Australia has been showering solar power with solid support for the last few years, with the issue being a key element in every politician’s bid for public affection. Depending on the current mood as far as energy is concerned, solar power has been dragged in political debates, which has its good effects by leading to more governmental support in the form of subsidies, tax rebates for large commercial establishments, and even installation assistance for residential customers who switch to solar energy.
Solar energy is expected to dominate the scene not just in Australia but also worldwide as more and more innovations are devised every year, including more flexible and portable solar energy technology which are able to reach remote places where a traditional solar panel would really not suffice.
In 2013, a total of 36.9 gigawatts worth of photovoltaic system has been installed worldwide, which could grow as much as 38 GW as complete figures are expected to be brought in. The study claims that such high figures is no longer a surprise given the unprecedented support solar energy has been receiving both from governments as well as both commercial and residential demand.

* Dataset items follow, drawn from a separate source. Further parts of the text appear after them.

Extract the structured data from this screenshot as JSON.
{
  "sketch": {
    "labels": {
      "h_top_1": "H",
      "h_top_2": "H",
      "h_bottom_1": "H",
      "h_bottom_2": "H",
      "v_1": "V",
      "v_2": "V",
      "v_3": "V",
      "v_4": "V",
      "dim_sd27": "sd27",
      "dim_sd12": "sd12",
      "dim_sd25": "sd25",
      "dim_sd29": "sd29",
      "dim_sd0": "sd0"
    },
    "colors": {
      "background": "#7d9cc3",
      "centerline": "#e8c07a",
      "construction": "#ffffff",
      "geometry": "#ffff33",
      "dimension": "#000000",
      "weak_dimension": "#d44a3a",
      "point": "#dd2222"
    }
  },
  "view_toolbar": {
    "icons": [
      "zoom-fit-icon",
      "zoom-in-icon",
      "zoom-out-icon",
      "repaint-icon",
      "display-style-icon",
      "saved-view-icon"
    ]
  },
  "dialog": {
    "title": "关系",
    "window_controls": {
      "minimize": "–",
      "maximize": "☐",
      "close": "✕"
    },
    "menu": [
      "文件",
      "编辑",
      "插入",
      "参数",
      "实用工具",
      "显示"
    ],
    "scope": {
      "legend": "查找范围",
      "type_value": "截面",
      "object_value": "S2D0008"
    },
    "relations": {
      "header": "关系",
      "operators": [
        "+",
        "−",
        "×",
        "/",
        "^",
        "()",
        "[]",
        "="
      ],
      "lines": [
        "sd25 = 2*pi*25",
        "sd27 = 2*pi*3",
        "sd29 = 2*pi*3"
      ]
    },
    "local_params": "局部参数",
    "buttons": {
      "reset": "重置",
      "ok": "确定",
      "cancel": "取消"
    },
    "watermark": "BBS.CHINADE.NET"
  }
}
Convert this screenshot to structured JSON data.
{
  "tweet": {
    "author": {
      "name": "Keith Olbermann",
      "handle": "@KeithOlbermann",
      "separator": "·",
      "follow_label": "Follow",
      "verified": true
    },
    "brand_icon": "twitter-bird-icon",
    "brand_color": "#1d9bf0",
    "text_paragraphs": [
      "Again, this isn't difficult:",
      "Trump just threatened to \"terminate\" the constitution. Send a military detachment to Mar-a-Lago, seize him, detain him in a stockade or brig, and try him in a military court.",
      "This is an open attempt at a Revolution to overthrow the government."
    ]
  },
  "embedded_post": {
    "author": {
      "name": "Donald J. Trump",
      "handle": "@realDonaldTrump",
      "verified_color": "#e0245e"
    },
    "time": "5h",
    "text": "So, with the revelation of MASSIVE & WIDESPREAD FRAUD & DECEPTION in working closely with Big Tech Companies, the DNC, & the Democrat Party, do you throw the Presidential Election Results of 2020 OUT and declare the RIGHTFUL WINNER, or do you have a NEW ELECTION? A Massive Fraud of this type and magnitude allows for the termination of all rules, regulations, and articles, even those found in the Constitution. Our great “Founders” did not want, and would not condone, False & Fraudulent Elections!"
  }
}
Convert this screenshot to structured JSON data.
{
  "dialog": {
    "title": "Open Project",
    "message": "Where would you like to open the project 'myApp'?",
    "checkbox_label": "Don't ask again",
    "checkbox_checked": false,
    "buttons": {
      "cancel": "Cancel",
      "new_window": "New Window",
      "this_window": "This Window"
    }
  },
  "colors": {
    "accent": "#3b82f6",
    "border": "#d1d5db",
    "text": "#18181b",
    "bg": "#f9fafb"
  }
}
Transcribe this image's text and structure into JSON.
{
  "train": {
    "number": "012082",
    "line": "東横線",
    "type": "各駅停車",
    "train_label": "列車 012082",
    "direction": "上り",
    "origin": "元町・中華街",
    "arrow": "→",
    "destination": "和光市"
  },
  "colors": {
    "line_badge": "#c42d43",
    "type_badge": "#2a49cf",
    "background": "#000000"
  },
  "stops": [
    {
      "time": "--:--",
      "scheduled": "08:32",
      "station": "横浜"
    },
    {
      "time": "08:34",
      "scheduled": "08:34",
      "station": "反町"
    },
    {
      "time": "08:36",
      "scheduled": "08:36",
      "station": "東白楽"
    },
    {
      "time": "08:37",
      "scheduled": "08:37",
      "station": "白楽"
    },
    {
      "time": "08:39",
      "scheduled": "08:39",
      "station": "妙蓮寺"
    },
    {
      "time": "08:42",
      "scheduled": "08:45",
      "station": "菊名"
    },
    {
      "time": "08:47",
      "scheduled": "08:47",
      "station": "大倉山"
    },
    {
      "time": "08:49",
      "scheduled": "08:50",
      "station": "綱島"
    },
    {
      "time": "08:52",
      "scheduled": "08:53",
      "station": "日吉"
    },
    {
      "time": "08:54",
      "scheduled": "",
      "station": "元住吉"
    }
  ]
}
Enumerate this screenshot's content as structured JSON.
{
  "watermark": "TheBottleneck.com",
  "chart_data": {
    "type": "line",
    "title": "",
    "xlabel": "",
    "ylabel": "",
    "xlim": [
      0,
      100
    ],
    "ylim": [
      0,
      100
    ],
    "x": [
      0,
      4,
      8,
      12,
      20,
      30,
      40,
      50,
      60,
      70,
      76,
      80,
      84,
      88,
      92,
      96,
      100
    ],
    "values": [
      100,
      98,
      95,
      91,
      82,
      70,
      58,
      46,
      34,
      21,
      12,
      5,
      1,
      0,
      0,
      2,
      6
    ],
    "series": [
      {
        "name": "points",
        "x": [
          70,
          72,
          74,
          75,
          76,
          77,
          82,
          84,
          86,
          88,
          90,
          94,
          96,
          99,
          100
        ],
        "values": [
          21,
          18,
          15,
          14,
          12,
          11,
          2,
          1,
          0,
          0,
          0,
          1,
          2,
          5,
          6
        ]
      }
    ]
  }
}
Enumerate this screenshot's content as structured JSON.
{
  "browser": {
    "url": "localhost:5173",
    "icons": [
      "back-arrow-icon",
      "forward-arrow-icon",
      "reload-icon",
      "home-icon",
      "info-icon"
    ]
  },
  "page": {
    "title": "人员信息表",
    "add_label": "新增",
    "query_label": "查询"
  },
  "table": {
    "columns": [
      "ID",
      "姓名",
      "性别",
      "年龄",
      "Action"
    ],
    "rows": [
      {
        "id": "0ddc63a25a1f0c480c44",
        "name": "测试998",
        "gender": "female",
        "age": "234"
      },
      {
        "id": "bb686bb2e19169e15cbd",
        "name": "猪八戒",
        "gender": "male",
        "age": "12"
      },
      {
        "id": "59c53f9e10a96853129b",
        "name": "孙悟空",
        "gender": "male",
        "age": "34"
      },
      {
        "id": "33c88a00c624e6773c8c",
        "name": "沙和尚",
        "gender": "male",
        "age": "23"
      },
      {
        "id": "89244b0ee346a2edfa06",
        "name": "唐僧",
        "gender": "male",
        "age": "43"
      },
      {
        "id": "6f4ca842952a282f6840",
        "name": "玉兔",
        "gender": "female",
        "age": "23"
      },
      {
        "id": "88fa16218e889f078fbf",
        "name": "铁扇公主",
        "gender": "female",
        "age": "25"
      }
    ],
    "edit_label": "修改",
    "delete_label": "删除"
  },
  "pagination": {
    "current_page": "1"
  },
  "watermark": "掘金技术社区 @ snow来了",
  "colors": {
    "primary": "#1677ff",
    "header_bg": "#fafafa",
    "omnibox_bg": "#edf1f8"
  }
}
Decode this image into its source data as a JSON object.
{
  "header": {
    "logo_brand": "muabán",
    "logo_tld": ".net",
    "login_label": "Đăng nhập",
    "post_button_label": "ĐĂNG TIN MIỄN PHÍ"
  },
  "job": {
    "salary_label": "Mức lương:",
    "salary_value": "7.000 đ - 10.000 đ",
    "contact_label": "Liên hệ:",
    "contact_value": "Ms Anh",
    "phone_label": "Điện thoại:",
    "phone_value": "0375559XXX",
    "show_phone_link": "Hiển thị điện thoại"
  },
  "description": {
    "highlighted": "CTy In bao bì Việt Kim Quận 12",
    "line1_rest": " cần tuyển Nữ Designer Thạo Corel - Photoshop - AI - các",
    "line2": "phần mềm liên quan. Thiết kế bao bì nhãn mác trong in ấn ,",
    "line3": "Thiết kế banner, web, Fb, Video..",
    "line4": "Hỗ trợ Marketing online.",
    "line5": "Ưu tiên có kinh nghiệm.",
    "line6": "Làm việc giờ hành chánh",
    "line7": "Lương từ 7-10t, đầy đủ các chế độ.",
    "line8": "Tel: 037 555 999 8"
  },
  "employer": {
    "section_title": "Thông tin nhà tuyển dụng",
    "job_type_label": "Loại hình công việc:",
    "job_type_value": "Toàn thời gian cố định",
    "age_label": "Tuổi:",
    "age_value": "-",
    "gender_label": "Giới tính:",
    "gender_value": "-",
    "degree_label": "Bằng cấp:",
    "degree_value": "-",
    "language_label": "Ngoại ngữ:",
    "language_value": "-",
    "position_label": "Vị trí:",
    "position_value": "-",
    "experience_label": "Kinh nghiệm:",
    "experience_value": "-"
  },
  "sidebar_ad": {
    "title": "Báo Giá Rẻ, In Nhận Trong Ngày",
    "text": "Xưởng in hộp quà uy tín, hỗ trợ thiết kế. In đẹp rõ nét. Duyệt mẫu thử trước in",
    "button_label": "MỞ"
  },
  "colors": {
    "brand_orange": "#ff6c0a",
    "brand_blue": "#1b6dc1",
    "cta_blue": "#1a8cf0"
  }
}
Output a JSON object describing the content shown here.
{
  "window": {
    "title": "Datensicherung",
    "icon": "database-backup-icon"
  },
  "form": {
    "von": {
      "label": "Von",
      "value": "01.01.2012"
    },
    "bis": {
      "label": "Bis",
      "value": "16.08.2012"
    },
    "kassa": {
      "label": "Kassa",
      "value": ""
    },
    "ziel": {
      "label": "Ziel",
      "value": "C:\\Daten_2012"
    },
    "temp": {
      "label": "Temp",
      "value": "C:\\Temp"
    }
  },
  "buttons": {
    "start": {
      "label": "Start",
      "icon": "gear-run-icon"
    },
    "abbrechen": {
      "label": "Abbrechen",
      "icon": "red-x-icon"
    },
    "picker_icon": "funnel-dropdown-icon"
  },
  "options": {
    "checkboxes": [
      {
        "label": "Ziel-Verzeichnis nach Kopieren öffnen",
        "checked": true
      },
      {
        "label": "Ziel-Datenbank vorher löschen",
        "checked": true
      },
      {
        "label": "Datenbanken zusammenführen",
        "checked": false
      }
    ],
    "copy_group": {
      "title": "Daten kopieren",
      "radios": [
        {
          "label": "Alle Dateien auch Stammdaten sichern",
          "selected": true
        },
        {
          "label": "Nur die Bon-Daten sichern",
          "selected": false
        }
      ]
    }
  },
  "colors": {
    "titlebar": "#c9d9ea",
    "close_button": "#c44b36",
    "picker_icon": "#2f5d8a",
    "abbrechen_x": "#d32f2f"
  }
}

Number of Solar Energy Countries on the Rise
Solar energy is a relatively new phenomenon which has not been around for that long, but has made significant strides which has allowed it to have the makings of a pioneer when it comes to alternative energy sources. With large multinational corporations at the helm in an attempt for wider profit margins and significant reduction of their carbon footprint, this phenomenon is expected to be in an upswing for the next few decades or so, and could probably even give coal and nuclear energy a run for their money as more solar countries eventually decide to go green.